Gerst wird - im Gepäck ein Stückchen vom Kölner Dom, ein „Orbitherzchen“ der Stiftung Kinderherz und eine Deutschlandfahne - zusammen mit dem Russen Maxim Surajew und dem US-Astronauten Reid Wiseman zur ISS starten. Seit die USA ihre Space Shuttles 2011 eingemottet haben, müssen die Nasa-Astronauten in den russischen Kapseln mitfliegen. 50 Millionen Euro zahlen die USA für einen Platz, fast ebenso viel soll Gersts Flug kosten.
Sigmund Jähn war der erste Deutsche im Weltall.
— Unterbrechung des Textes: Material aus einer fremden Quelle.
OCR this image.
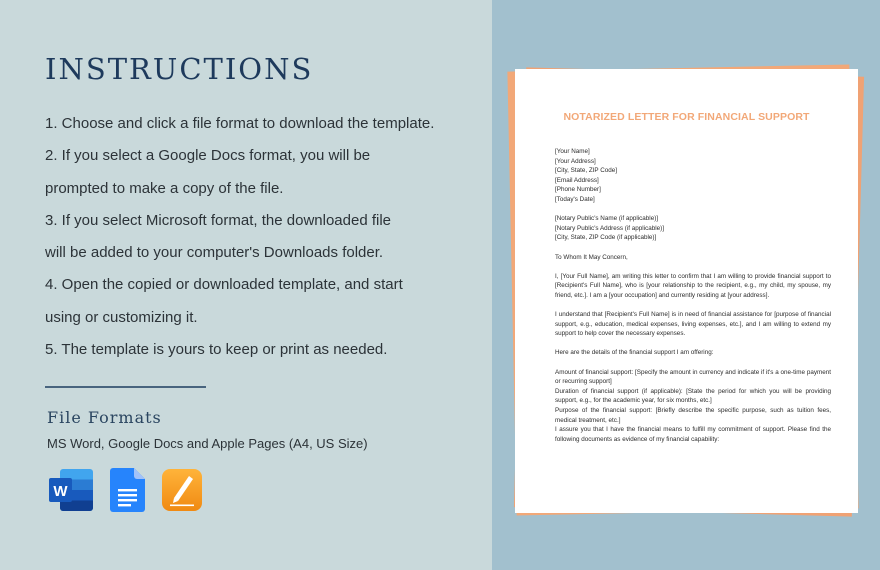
INSTRUCTIONS
1. Choose and click a file format to download the template.
2. If you select a Google Docs format, you will be
prompted to make a copy of the file.
3. If you select Microsoft format, the downloaded file
will be added to your computer's Downloads folder.
4. Open the copied or downloaded template, and start
using or customizing it.
5. The template is yours to keep or print as needed.
File Formats
MS Word, Google Docs and Apple Pages (A4, US Size)
W
NOTARIZED LETTER FOR FINANCIAL SUPPORT
[Your Name]
[Your Address]
[City, State, ZIP Code]
[Email Address]
[Phone Number]
[Today's Date]
[Notary Public's Name (if applicable)]
[Notary Public's Address (if applicable)]
[City, State, ZIP Code (if applicable)]

To Whom It May Concern,

I, [Your Full Name], am writing this letter to confirm that I am willing to provide financial support to [Recipient's Full Name], who is [your relationship to the recipient, e.g., my child, my spouse, my friend, etc.]. I am a [your occupation] and currently residing at [your address].

I understand that [Recipient's Full Name] is in need of financial assistance for [purpose of financial support, e.g., education, medical expenses, living expenses, etc.], and I am willing to extend my support to help cover the necessary expenses.

Here are the details of the financial support I am offering:

Amount of financial support: [Specify the amount in currency and indicate if it's a one-time payment or recurring support]
Duration of financial support (if applicable): [State the period for which you will be providing support, e.g., for the academic year, for six months, etc.]
Purpose of the financial support: [Briefly describe the specific purpose, such as tuition fees, medical treatment, etc.]
I assure you that I have the financial means to fulfill my commitment of support. Please find the following documents as evidence of my financial capability:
Am 26. August 1978 flog er als Kosmonaut der damaligen DDR zur sowjetischen Raumstation Saljut 6. Während seines einwöchigen Aufenthalts führte er zahlreiche Experimente durch.
1983 flog Ulf Merbold als erster westdeutsche Astronaut ins Weltraum. 1983 gehörte er mit mehreren NASA-Astronauten zur ersten Crew, die im Weltraumlabor Spacelab zahlreiche wissenschaftliche Versuche durchführte. Merbold umkreiste vom 28. November bis zum 8. Dezember 1983 die Erde. und flog später noch zwei weitere Male ins All: (1992 und 1994).
Reinhard Furrer war ein deutscher Wissenschafts-Astronaut, der 1985 im Rahmen der sogenannten D-1 Mission zahlreiche Versuche in Schwerelosigkeit durchführte. Dabei umrundete die US-Raumfähre Challenger vom 30. Oktober bis zum 6. November 1985 über 100 Mal die Erde. Es war der letzte Flug der Challenger: Beim darauf folgenden Start explodierte die Raumfähre mit sieben amerikanischen Astronauten an Bord. Reinhard Furrer starb 1995 bei einem Flugzeugabsturz.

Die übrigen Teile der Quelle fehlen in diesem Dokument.